Zur Orientierung gehört auch Unverwechselbarkeit. Und dazu gehört Wiedererkennbarkeit. In der Werbung gibt es zahlreiche Beispiele, die belegen, wie tolle Marken einem falsch verstandenen Modernisierungseifer zum Opfer gefallen sind. Oft aus dem Grund, dass den Markenbesitzern gar nicht richtig klar ist, welchen Kern und welche Bestimmung sie haben. Der 'Spiegel' weiß das genau. 'Spiegel'-Titel sind oft messerscharfe Miniaturen der Zeitgeschichte. Deshalb haben sie zu Recht auch zahlreiche Award-Gremien überzeugt."

Frank Behrendt, Vorstand Fischer-Appelt

-
-


"In einem schicken Video zum Launch des Redesigns sagt Chefredakteur Wolfgang Büchner gleich zu Anfang, dass der neue Look des 'Spiegel' alleine einer Maxime gehorcht: 'form follows function'. Was sich zunächst banal anhört, ist aber für den 'Spiegel' fast so etwas wie eine Revolution. Dort hat in den vergangenen fünf Jahrzehnten so gut wie nie die Form eine Funktion gehabt, es zählte allein der Inhalt, die Recherche, das Aufgeschriebene. Das tut es nach der Layout-Reform sicher auch noch. Aber vielleicht noch mehr als früher. Denn nun werden die prägnanten Inhalte auch endlich prägnanter präsentiert.

Dafür kann man Wolfgang Büchner nur dankbar sein. Denn oft war es für mich eine Qual, oder zumindest keine 'Lesefreude', sich durch die teilweise endlosen Bleikolonnen zu arbeiten.
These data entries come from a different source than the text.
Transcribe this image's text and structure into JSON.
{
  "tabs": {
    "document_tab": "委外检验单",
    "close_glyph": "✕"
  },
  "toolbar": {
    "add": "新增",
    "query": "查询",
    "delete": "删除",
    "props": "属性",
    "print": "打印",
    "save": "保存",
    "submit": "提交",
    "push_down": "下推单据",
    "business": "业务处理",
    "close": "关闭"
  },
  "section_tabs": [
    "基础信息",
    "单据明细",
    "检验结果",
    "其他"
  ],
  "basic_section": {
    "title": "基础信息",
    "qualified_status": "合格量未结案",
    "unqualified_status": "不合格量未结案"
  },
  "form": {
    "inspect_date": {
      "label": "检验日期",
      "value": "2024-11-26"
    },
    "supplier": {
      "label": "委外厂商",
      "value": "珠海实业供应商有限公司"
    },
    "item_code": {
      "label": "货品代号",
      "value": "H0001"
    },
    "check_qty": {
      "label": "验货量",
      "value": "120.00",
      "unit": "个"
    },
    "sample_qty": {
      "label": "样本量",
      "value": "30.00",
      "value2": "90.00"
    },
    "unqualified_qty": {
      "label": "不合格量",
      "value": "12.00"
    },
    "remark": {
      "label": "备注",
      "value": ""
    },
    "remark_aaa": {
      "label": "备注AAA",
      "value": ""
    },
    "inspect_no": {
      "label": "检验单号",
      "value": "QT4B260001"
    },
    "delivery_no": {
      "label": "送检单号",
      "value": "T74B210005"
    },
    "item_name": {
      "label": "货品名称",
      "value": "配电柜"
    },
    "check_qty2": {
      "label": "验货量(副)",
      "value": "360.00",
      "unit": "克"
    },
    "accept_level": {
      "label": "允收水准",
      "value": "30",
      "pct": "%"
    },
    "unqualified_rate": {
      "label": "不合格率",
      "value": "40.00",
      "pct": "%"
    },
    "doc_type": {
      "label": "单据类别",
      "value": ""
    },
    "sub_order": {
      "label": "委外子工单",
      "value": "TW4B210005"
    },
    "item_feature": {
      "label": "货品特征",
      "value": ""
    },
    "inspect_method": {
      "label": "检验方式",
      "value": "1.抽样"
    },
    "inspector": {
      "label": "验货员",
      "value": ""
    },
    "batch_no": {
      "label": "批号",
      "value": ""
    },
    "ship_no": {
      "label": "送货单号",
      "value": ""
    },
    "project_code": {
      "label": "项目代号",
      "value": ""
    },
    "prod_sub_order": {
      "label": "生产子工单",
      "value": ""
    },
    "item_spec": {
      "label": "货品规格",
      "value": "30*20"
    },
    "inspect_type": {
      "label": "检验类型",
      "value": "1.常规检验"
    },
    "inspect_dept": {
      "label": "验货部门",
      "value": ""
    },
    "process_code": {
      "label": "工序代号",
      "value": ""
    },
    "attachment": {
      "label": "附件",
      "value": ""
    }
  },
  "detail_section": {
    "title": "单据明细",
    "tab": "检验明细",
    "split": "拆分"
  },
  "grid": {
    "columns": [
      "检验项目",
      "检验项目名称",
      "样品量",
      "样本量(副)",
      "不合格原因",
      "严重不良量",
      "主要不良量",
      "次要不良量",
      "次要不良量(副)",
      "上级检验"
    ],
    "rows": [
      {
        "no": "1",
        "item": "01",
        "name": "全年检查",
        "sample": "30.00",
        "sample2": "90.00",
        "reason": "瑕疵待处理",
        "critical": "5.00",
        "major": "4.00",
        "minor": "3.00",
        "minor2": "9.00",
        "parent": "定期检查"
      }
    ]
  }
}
Jetzt gibt es 'Erlebnisinseln', also Punkte im Heft, an denen ich gerne verharre oder die ich gleich als erstes aufschlage. Der neu eingeführte Leitartikel (in bester angelsächsischer Manier ohne Autorenname) hat das Zeug dazu. Ein bisschen wie der 'Economist'. Das mag ich. Genau andersherum, nämlich explizit mit Namen und Profil, an dem man sich reiben kann, werden die Kolumnen für Furore sorgen - etwa wenn Dirk Kurbjuweit seine Wut als Bürger loswerden will. Wie überhaupt die Neuigkeiten beim 'Spiegel' ein wohltuender Mix aus altbekanntem und bewährtem und Ausbruch aus dem Korsett der Konventionen ist. Dafür steht sicherlich auch Star-Layouter Uwe Beyer, der dem 'Spiegel' nun endlich auch mal längere und größere Bildstrecken verordnet hat. Like!

Was mir als vorwiegender E-Paper-Leser auffällt: Das neue Layout kommt besser auf Print. Wie überhaupt ein paar sinnvolle Vernetzungen mit dem Online-Angebot im E-Paper (noch) nicht angeboten werden. Hier merkt man noch den Geist der ehemaligen Brandstwiete, die fein und klar zwischen Print- und online-, bzw. Bewegtbild-Welt getrennt hat. Nach dem Umzug in die hypermoderne Ericusspitze ist der 'Spiegel' nun auch als Produkt in der neuen (digitalen) Medienwelt angekommen - aber noch nicht ganz."